ABOUT ME

-

Today
-
Yesterday
-
Total
-
  • Memcached vs. Redis
    DB/InMemory 2019. 9. 29. 13:54

    1. Overview

    Both tools are powerful, fast, in-memory data stores that are useful as a cache. Both can help speed up your application by caching database results, HTML fragments, or anything else that might be expensive to generate. But Redis is more powerful, more popular, and better supported than Memcached. Memcached can only do a small fraction of the things Redis can do. Redis is better even where their features overlap.

    2. Description

    2.1 Memcached

    Memcached is a simple volatile cache server. It allows you to store key/value pairs where the value is limited to being a string up to 1MB. It's good at this, but that's all it does. You can access those values by their key at extremely high speed, often saturating available network or even memory bandwidth. When you restart Memcached your data is gone. This is fine for a cache. You shouldn't store anything important there. If you need high performance or high availability there are 3rd party tools, products, and services available.

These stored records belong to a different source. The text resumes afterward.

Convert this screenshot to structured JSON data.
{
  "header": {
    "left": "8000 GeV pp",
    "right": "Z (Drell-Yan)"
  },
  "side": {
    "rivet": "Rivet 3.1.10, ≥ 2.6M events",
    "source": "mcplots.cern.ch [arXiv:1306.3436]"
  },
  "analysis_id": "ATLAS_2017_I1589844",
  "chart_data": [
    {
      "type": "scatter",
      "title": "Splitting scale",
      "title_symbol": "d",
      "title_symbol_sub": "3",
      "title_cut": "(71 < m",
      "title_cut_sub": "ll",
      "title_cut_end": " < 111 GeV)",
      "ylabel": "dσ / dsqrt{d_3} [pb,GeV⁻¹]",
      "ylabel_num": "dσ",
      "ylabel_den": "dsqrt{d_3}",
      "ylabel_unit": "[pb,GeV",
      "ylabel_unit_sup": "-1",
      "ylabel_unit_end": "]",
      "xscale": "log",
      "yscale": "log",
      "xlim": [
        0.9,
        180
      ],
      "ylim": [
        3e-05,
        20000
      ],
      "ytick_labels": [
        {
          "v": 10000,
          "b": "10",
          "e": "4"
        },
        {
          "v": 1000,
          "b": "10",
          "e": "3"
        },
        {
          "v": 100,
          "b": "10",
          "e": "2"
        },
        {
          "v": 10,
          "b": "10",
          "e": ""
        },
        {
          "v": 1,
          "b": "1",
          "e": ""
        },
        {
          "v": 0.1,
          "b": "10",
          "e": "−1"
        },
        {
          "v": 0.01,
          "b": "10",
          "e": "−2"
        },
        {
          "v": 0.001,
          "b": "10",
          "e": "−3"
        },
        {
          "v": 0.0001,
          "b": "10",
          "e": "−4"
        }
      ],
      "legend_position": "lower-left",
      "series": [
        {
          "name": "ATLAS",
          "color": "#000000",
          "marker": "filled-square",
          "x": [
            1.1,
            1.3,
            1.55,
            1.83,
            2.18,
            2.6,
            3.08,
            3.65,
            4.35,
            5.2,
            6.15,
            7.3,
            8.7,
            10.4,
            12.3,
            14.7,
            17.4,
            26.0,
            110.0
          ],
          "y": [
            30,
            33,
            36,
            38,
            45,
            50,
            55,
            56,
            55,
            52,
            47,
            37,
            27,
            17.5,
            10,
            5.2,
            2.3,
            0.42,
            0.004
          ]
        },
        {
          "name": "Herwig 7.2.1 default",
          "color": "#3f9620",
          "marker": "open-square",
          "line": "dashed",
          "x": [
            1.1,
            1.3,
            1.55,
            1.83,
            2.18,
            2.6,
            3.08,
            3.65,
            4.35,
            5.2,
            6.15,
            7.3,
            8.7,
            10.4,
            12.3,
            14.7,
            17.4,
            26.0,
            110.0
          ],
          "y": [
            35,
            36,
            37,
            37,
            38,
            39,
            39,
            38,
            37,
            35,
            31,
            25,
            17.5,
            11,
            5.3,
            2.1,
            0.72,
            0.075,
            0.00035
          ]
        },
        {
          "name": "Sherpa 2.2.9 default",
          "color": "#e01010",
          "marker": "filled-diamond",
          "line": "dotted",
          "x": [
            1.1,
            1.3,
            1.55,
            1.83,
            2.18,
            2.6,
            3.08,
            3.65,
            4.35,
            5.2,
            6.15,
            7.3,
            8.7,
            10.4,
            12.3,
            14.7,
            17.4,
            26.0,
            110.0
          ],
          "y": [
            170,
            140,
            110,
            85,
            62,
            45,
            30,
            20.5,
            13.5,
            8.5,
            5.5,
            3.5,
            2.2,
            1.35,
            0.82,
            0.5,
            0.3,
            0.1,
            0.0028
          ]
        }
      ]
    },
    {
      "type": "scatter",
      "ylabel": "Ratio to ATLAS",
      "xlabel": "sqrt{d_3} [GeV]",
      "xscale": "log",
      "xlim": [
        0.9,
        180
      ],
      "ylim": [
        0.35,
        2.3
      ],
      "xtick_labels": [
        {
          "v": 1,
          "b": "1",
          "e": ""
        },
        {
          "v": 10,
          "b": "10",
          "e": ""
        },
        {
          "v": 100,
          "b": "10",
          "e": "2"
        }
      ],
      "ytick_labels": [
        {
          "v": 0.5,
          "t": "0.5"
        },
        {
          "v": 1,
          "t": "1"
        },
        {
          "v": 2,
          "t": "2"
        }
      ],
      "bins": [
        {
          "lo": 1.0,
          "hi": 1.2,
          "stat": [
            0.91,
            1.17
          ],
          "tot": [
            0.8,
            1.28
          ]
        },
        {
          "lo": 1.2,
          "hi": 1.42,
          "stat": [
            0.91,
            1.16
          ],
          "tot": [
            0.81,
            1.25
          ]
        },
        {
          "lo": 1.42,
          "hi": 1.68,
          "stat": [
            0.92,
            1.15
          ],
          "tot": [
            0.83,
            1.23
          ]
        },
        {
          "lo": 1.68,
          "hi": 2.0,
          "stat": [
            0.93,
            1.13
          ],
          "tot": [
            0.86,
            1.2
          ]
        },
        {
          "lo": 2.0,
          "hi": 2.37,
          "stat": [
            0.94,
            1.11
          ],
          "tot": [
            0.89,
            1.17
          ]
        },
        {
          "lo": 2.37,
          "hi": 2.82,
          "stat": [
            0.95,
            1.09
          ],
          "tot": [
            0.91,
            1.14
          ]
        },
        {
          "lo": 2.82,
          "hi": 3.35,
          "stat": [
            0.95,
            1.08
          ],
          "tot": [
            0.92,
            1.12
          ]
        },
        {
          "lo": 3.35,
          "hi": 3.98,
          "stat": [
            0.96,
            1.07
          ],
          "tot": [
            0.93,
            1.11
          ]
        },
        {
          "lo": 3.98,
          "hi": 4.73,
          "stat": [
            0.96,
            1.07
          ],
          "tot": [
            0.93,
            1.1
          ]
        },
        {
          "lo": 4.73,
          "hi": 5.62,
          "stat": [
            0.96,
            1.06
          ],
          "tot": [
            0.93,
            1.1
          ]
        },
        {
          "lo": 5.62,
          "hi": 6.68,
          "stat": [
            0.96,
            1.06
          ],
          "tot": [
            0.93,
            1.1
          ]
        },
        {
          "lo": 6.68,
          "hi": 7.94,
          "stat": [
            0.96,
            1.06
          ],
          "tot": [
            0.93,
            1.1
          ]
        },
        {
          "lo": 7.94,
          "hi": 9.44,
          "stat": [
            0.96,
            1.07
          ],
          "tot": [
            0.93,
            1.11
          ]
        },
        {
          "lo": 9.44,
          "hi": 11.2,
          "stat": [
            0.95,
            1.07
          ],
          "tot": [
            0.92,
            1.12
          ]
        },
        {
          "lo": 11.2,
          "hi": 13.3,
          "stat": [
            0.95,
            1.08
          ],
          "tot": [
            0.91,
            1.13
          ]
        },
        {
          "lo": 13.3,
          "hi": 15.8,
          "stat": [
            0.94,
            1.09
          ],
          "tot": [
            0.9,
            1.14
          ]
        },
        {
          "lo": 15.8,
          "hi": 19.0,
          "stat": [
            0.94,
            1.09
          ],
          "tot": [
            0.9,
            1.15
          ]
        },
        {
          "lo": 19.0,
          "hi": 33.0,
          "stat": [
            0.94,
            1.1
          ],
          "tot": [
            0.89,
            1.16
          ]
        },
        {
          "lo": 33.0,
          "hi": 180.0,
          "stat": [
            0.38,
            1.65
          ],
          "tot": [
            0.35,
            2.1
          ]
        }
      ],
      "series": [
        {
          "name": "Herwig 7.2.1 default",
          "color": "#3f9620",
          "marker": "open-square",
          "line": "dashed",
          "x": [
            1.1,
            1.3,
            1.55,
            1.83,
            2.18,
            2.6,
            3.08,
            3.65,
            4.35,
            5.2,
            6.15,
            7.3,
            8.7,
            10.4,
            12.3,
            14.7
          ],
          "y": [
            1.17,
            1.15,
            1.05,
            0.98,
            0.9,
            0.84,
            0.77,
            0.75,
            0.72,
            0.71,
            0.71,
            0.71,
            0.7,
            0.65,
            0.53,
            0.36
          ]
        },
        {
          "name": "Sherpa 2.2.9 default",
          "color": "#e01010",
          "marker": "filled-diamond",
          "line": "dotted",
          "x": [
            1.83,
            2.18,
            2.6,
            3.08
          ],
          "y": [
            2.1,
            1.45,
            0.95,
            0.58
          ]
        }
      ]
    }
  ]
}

    2.2 Comparison Features of two in-memory data stores

    Feature Memcached Redis
    Sub-millisecond latency(Speed) YES YES
    Developer ease of use YES YES
    Data partitioning YES YES
    Support for a broad set of programming languages YES YES
    Advanced data structures - YES
    Multithreaded architecture YES -
    Snapshots - YES
    Replication - YES
    Transactions - YES
    Pub/Sub - YES
    Lua scripting - YES
    Geospatial support - YES
    Memory usage   Redis better
    DIsk I/O dumping   Redis better
    Scaling   Redis better

    3. Memory Management Scheme

    3.1 Redis

    3.1.1 Not all data storage occurs in memory.

    When the physical memory is full, Redis may swap values not used for a long time to the disk. Redis only caches all the key information. If it discovers that the memory usage exceeds the threshold value, it will trigger the swap operation. Redis calculates the values for the keys to be swapped to the disk-based on

    swappability = age*log(size_in_memory)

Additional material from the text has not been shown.